VPN ban could hike IT sector operational costs by $150m annually: IT firm
Business
Pakistan’s IT sector has been thriving in recent years
(Web Desk) - The Pakistan Software Houses Association (P@SHA), the country’s top representative body for the IT sector, has warned this week Internet slowdowns and the restriction of virtual private network (VPN) services could lead to financial losses and closures and increase operational costs for the industry by up to $150 million annually.
Pakistan’s IT sector has been thriving in recent years, with exports clocking in at $3.2 billion in FY24.
Internet speeds in Pakistan have dropped by up to 30-40 percent over the past few months, according to the Wireless and Internet Service Providers Association of Pakistan (WISPAP) as the federal government moves to implement a nationwide firewall to block malicious content, protect government networks from attacks, and allow the government to identify IP addresses associated with what it calls “anti-state propaganda” and terror attacks.
Authorities have also announced a ban on the use of VPNs in the country.
Pakistan has already blocked access to social media platform X since the February general elections, with the government saying the blocking was to stop anti-state activities and due to a failure by X to adhere to local Pakistani laws.
Rights activists say all these moves are designed to stifle critical voices and democratic accountability in the country, which the government denies.
“Internet slowdown and blocking of virtual private network (VPN) services will certainly translate into an existential threat as it will result in unrecoverable financial loss, service disruptions, and reputational loss in the export of IT and IT-enabled Services (ITeS),” P@SHA Chairman Sajjad Mustafa Syed said in a statement released on Tuesday, putting “cautious estimates” of the increase in operational costs of the IT industry from VPN blockages at between $100-150 million each year.
“Even by conservative estimates the IT industry will suffer losses in tens of millions of dollars in the short term; and the reputational and intangible loses will be huge and devastating for the industry in the longer run, especially with the global competitive landscape evolving in this space,” Syed said.
He said the Internet slowdown and VPN blocks would deal a “huge blow” to one of the fastest-growing industries of Pakistan and create a “domino effect” on other sectors of the economy.
“Domestic and international IT companies will be forced to close or significantly restrict their operations in Pakistan – and it will be detrimental to the most flourishing industry of Pakistan vis-à-vis exports, skills development and employment generation,” Syed added.
“If the VPNs are blocked, most of IT companies, Call Centers, BPO [business process outsourcing] organizations of Pakistan will lose all the major Fortune 500 clients, as well as others – as data protection and cybersecurity are of paramount importance to our clients, and connecting to client systems through VPN is a global norm and standard, and is a basic requirement and expectation of clients around the world,” Syed said.

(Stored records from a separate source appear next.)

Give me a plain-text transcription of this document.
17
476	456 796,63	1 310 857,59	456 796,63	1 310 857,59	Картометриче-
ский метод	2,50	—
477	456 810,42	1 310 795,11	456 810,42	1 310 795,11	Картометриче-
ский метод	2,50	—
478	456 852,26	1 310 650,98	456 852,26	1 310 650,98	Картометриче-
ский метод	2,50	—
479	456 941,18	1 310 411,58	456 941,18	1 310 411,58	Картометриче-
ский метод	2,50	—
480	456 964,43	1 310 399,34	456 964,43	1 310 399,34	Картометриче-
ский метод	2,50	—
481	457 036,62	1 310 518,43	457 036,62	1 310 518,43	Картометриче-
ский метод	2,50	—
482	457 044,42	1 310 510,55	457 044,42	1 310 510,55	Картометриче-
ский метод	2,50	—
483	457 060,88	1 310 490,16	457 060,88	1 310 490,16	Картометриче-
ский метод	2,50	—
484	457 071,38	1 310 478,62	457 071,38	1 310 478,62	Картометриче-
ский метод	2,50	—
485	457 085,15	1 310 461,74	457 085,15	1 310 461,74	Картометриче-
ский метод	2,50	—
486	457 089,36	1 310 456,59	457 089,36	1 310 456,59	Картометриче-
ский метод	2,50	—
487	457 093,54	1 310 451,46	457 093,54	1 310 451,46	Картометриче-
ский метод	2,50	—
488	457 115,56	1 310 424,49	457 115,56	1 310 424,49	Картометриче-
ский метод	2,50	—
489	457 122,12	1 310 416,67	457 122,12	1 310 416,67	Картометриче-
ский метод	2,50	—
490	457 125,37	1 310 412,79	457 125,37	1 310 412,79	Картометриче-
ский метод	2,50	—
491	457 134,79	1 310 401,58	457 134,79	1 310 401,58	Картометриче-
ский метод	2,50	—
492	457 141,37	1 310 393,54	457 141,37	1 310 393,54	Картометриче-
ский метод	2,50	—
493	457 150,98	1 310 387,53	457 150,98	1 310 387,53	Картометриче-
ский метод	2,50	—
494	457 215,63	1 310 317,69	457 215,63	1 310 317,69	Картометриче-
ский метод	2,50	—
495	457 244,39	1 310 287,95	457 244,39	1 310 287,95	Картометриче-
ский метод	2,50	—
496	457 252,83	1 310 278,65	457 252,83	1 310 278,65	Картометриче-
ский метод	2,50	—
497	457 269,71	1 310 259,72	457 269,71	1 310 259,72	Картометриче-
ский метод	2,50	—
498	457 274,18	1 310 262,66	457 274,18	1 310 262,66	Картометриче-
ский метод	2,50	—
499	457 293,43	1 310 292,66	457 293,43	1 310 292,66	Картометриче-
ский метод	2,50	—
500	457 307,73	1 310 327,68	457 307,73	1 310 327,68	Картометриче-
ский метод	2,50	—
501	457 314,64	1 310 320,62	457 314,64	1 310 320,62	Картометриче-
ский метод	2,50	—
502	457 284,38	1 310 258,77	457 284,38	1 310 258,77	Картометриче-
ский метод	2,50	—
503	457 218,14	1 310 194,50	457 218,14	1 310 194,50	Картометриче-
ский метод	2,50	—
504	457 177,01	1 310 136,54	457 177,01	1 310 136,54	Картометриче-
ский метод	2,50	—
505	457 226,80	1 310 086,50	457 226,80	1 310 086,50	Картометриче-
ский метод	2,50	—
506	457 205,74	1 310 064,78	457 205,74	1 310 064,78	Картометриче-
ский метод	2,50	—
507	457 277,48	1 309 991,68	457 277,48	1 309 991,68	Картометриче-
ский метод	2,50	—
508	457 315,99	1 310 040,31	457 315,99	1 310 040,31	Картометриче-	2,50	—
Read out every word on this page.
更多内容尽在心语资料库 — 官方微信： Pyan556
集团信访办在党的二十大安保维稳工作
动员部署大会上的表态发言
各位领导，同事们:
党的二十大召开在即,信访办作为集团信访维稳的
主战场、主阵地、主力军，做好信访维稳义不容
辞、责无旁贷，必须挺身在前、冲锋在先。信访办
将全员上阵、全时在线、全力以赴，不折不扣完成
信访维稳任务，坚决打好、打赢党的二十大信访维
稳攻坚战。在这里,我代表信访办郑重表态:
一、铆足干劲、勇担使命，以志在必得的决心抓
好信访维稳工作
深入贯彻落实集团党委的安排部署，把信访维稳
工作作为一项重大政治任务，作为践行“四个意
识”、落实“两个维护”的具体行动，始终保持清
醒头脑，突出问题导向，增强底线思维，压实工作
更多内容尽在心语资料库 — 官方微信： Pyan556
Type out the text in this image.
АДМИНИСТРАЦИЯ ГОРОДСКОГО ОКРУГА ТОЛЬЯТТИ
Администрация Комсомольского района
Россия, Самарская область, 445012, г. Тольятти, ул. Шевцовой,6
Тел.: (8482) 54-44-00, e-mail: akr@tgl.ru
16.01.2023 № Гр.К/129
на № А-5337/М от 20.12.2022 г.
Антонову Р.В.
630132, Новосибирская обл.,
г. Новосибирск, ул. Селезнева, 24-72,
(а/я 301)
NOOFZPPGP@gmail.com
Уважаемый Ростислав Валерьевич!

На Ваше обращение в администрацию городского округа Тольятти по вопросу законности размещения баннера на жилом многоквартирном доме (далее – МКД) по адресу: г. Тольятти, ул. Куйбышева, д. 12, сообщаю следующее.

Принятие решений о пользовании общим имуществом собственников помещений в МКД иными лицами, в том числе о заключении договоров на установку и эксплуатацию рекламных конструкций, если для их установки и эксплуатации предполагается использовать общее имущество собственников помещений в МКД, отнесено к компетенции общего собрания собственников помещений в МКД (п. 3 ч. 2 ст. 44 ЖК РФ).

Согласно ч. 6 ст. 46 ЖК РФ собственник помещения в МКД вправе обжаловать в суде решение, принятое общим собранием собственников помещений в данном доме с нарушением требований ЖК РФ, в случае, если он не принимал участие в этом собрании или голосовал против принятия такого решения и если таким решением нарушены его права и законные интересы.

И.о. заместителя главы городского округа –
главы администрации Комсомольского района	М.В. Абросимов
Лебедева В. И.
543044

“Additionally, no international company of any size tolerates any intrusion into their security protocols by any private or public institution.”
He said the estimated financial losses from the moves did not include the inevitable loss of livelihoods of remote workers and freelancers, urging authorities to engage with P@SHA, industry leaders, and relevant stakeholders to develop a “balanced and secure framework” that safeguarded national security without compromising the operational needs of the IT and other economic sectors of Pakistan.